I no longer suffer suffering. Since I quit believing in an objective physical reality, things got a lot better. The world is a reflection of my focus. If I believe in suffering, it’ll exist – I’ll see and experience it. But the inverse is also true: if I no longer believe in suffering, it won’t exist – I don’t see or experience it. This is a direct observation of my experimentation with perspective, it’s not theoretical at this point. And this obviously implies that the world is a highly subjective experience – more like a dream than anything.
If I know that existence is dreamlike and I know my focus influences it – what am I supposed to do now? I think the toughest aspect about this condition is remaining aware of the situation and simply remembering stuff. Like a “Harrison Bergeron” handicap, awareness and memory seem limited. Awareness of a grander existence is tested every moment by little life-events that tempt you into following narrow human narratives. Whereas memory is very unreliable – even life-changing concepts are forgotten within a week.
Originally, my biggest problem with such a drastic change of perspective was the implication that I was not simply a physical creature doomed to die. I figure I must be the product of a bodiless consciousness dreaming about a physical world. I started imagining sad reasons behind it all – but that obviously made me feel forlorn and angsty. But then I noticed how directly my feelings were influenced by these thoughts.
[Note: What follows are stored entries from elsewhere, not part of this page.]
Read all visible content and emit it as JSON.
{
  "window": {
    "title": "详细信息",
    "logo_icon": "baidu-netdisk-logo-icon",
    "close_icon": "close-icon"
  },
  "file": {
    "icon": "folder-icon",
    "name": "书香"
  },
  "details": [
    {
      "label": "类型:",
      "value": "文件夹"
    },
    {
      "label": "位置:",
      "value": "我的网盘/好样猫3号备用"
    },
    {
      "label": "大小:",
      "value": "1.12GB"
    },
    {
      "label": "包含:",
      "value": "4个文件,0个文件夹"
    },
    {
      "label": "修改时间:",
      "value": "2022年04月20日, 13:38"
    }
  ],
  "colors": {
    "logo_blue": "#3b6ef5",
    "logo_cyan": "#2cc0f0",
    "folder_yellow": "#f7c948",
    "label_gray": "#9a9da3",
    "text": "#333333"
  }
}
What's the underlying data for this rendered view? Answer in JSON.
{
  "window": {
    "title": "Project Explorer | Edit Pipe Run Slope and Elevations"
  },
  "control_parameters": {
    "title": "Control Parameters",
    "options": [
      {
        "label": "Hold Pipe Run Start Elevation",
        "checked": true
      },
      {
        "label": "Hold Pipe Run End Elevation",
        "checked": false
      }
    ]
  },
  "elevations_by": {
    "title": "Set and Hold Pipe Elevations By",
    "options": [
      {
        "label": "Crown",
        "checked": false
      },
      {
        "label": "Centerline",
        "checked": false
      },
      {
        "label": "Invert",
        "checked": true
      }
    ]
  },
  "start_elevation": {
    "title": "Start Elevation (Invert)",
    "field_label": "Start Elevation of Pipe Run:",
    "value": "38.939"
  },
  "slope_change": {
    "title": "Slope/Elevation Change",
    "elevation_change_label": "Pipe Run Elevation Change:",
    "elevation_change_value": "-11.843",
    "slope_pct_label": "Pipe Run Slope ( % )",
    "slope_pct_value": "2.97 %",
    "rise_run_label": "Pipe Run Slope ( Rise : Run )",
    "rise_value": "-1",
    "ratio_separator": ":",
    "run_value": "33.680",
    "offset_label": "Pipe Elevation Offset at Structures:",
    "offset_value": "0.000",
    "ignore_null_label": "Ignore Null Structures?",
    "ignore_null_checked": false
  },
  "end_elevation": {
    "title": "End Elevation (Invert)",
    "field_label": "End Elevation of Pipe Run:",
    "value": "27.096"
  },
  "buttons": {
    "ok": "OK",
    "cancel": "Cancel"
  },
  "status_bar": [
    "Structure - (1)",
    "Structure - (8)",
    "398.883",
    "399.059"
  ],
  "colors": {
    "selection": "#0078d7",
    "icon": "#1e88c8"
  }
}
I’d be perfectly fine one minute, then a sad existential thought would freak me out. Focus mattered, a lot – in fact, that’s all there is to it.
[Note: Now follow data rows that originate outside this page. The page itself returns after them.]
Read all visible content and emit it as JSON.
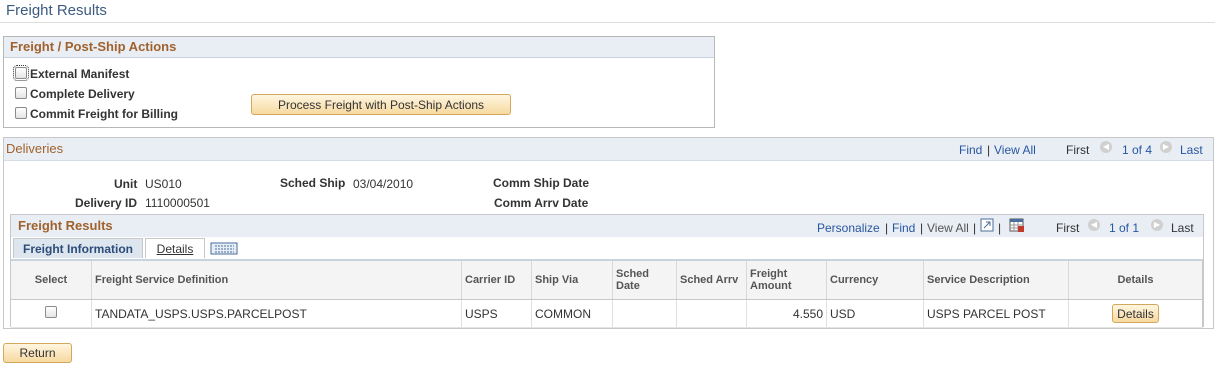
{
  "page": {
    "title": "Freight Results"
  },
  "actions": {
    "title": "Freight / Post-Ship Actions",
    "checkboxes": [
      {
        "label": "External Manifest",
        "checked": false
      },
      {
        "label": "Complete Delivery",
        "checked": false
      },
      {
        "label": "Commit Freight for Billing",
        "checked": false
      }
    ],
    "process_button": "Process Freight with Post-Ship Actions"
  },
  "deliveries": {
    "title": "Deliveries",
    "find": "Find",
    "sep": "|",
    "view_all": "View All",
    "first": "First",
    "range": "1 of 4",
    "last": "Last",
    "fields": {
      "unit_label": "Unit",
      "unit_value": "US010",
      "delivery_id_label": "Delivery ID",
      "delivery_id_value": "1110000501",
      "sched_ship_label": "Sched Ship",
      "sched_ship_value": "03/04/2010",
      "comm_ship_label": "Comm Ship Date",
      "comm_arrv_label": "Comm Arrv Date"
    }
  },
  "freight_results": {
    "title": "Freight Results",
    "personalize": "Personalize",
    "sep": "|",
    "find": "Find",
    "view_all": "View All",
    "first": "First",
    "range": "1 of 1",
    "last": "Last",
    "tabs": [
      "Freight Information",
      "Details"
    ],
    "columns": [
      "Select",
      "Freight Service Definition",
      "Carrier ID",
      "Ship Via",
      "Sched Date",
      "Sched Arrv",
      "Freight Amount",
      "Currency",
      "Service Description",
      "Details"
    ],
    "rows": [
      {
        "freight_service_definition": "TANDATA_USPS.USPS.PARCELPOST",
        "carrier_id": "USPS",
        "ship_via": "COMMON",
        "sched_date": "",
        "sched_arrv": "",
        "freight_amount": "4.550",
        "currency": "USD",
        "service_description": "USPS PARCEL POST",
        "details_button": "Details"
      }
    ]
  },
  "footer": {
    "return_button": "Return"
  },
  "colors": {
    "section_title": "#a0622d",
    "link": "#2856a1",
    "button_bg": "#f7d9a0",
    "header_bg": "#e9eef4"
  },
  "icons": [
    "prev-arrow-icon",
    "next-arrow-icon",
    "zoom-icon",
    "download-grid-icon",
    "show-all-columns-icon"
  ]
}
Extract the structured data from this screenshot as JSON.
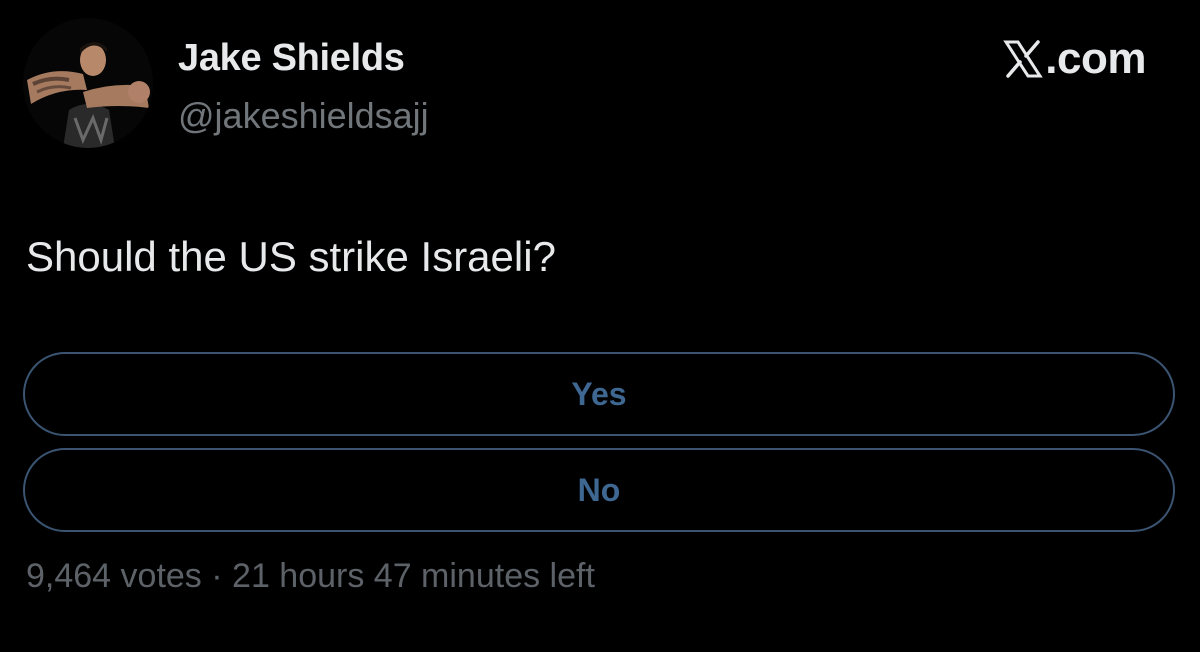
{
  "author": {
    "display_name": "Jake Shields",
    "handle": "@jakeshieldsajj",
    "avatar_icon": "profile-photo"
  },
  "brand": {
    "logo_icon": "x-logo-icon",
    "label": ".com"
  },
  "tweet": {
    "text": "Should the US strike Israeli?"
  },
  "poll": {
    "options": [
      {
        "label": "Yes"
      },
      {
        "label": "No"
      }
    ],
    "votes": "9,464 votes",
    "separator": "·",
    "time_left": "21 hours 47 minutes left"
  },
  "colors": {
    "background": "#000000",
    "primary_text": "#e7e9ea",
    "secondary_text": "#71767b",
    "poll_border": "#3a5472",
    "poll_label": "#3e6792"
  }
}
I said, “ha, my dumb wandering mind is just up to its old tricks trying to scare me again!” Before, it was sinister physical-world stuff – now it was exploiting my new metaphysical perspective. I thought I could escape the scary physical-world stuff by adopting a metaphysical perspective but my fear simply followed. But in doing so, it revealed itself too easily. I could see that “fear” is the practice of focusing on frightening concepts. So if I don’t focus on that stuff: fear will disappear.
Now, I purposefully focus on concepts such as love, lightheartedness, creativity, and triumph – and it’s made a significant difference. Maybe that marks the end of the midlife-crises phase and I’ve entered the wisened older gentleman arc of the story? Well, we’ll see.